Mi-saison : du travail pour la Financière agricole

Abeilles

La Financière agricole aura du pain sur la planche encore cette année. L'organisme analyse les conditions climatiques et les effets sur les cultures. Ils mettent aussi en place des mesures pour aider, dont l'assurance récolte, pour colmater les pertes financières liées à la météo.

À la mi-saison, pour l'Abitibi-Témiscamingue, on sait déjà qu'il y a eu une importante mortalité hivernale des abeilles au Témiscamingue, un manque d'eau en début de saison qui a nui aux cultures fourragères et des gelées nocturnes en juin qui ont aussi des effets nocifs.

À Ottawa, le mécanisme de compensations très complexe est toujours actif, partage le président régional de l'Union des producteurs agricoles (UPA).

« On n’a pas reçu les sommes encore.
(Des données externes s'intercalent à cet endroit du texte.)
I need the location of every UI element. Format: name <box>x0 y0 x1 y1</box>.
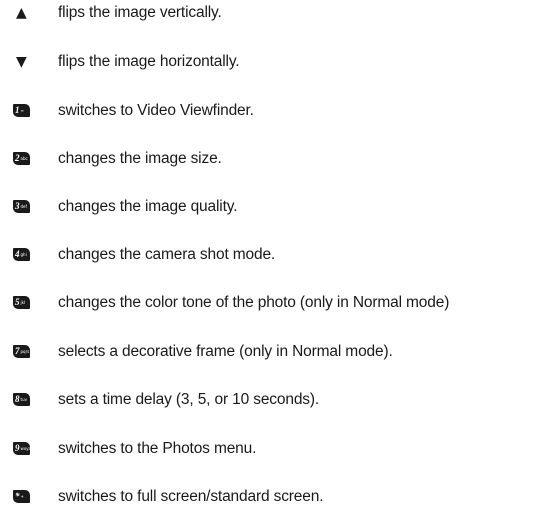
list-item: ▼ flips the image horizontally. <box>0 49 534 79</box>
list-item: ▲ flips the image vertically. <box>0 0 534 30</box>
item-description: flips the image horizontally. <box>58 53 240 70</box>
key-7-icon: 7pqrs <box>13 345 30 358</box>
item-description: changes the image size. <box>58 150 222 167</box>
key-4-icon: 4ghi <box>13 248 30 261</box>
key-5-icon: 5jkl <box>13 296 30 309</box>
list-item: 3def changes the image quality. <box>0 194 534 224</box>
item-description: flips the image vertically. <box>58 4 222 21</box>
list-item: 9wxyz switches to the Photos menu. <box>0 436 534 466</box>
list-item: 5jkl changes the color tone of the photo… <box>0 290 534 320</box>
item-description: switches to the Photos menu. <box>58 440 257 457</box>
item-description: changes the color tone of the photo (onl… <box>58 294 450 311</box>
list-item: 8tuv sets a time delay (3, 5, or 10 seco… <box>0 387 534 417</box>
key-8-icon: 8tuv <box>13 393 30 406</box>
key-1-icon: 1∞ <box>13 104 30 117</box>
list-item: 4ghi changes the camera shot mode. <box>0 242 534 272</box>
up-triangle-icon: ▲ <box>16 5 27 21</box>
list-item: 1∞ switches to Video Viewfinder. <box>0 98 534 128</box>
list-item: *+ switches to full screen/standard scre… <box>0 484 534 514</box>
item-description: sets a time delay (3, 5, or 10 seconds). <box>58 391 320 408</box>
item-description: changes the image quality. <box>58 198 238 215</box>
key-2-icon: 2abc <box>13 152 30 165</box>
item-description: switches to Video Viewfinder. <box>58 102 254 119</box>
list-item: 2abc changes the image size. <box>0 146 534 176</box>
key-star-icon: *+ <box>13 490 30 503</box>
down-triangle-icon: ▼ <box>16 54 27 70</box>
key-3-icon: 3def <box>13 200 30 213</box>
list-item: 7pqrs selects a decorative frame (only i… <box>0 339 534 369</box>
item-description: selects a decorative frame (only in Norm… <box>58 343 393 360</box>
item-description: switches to full screen/standard screen. <box>58 488 324 505</box>
item-description: changes the camera shot mode. <box>58 246 276 263</box>
key-9-icon: 9wxyz <box>13 442 30 455</box>
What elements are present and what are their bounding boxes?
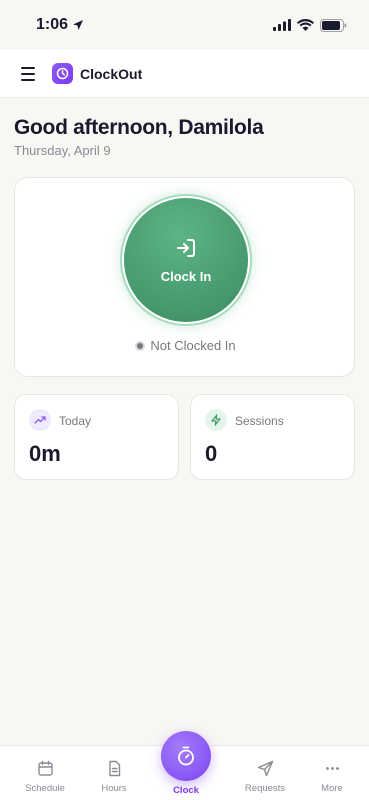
stat-label-sessions: Sessions <box>235 414 284 428</box>
stat-card-today: Today 0m <box>14 394 179 480</box>
send-icon <box>257 760 273 777</box>
clock-card: Clock In Not Clocked In <box>14 177 355 377</box>
nav-item-schedule[interactable]: Schedule <box>15 760 75 794</box>
calendar-icon <box>37 760 53 776</box>
stat-value-today: 0m <box>29 441 61 466</box>
more-dots-icon <box>325 767 339 770</box>
clock-in-label: Clock In <box>160 268 212 284</box>
nav-label-hours: Hours <box>101 783 127 794</box>
status-icons <box>273 18 347 32</box>
app-logo-icon <box>52 63 73 84</box>
nav-label-schedule: Schedule <box>25 783 65 794</box>
wifi-icon <box>297 19 314 31</box>
stat-label-today: Today <box>59 414 92 428</box>
app-header: ClockOut <box>0 50 369 98</box>
document-icon <box>108 760 120 777</box>
clock-status-text: Not Clocked In <box>150 338 236 353</box>
nav-item-clock[interactable] <box>161 731 211 781</box>
trending-up-icon <box>29 409 51 431</box>
greeting-title: Good afternoon, Damilola <box>14 116 264 139</box>
app-name: ClockOut <box>80 65 143 82</box>
status-time: 1:06 <box>36 16 69 33</box>
current-date: Thursday, April 9 <box>14 143 111 158</box>
clock-in-button[interactable]: Clock In <box>124 198 248 322</box>
cellular-signal-icon <box>273 19 291 31</box>
nav-label-clock: Clock <box>173 785 199 796</box>
nav-item-more[interactable]: More <box>302 760 362 794</box>
clock-status: Not Clocked In <box>15 338 356 353</box>
nav-item-hours[interactable]: Hours <box>84 760 144 794</box>
nav-label-requests: Requests <box>244 783 286 794</box>
status-dot-icon <box>135 340 146 351</box>
login-arrow-icon <box>177 238 195 257</box>
stopwatch-icon <box>178 746 194 766</box>
lightning-icon <box>205 409 227 431</box>
stat-card-sessions: Sessions 0 <box>190 394 355 480</box>
nav-label-more: More <box>321 783 343 794</box>
status-time-group: 1:06 <box>36 16 84 34</box>
stat-value-sessions: 0 <box>205 441 218 466</box>
nav-item-requests[interactable]: Requests <box>235 760 295 794</box>
battery-icon <box>320 18 347 32</box>
status-bar: 1:06 <box>0 0 369 50</box>
location-arrow-icon <box>73 20 84 30</box>
hamburger-menu-icon[interactable] <box>16 62 40 86</box>
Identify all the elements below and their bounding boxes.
On va travailler au niveau du gel printanier. Il y a eu des impacts. On a juste à penser aux bleuetières. Au niveau des fourrages, il n'y a plus de légumineuses. Elles ont complètement gelé. On aime ça se battre. Il faut être persévérant. »

- Pascal Rheault, président de l'UPA en Abitibi-Témiscamingue

Un bilan complet sera présenté à la fin de l'été, incluant les montants de dédommagements.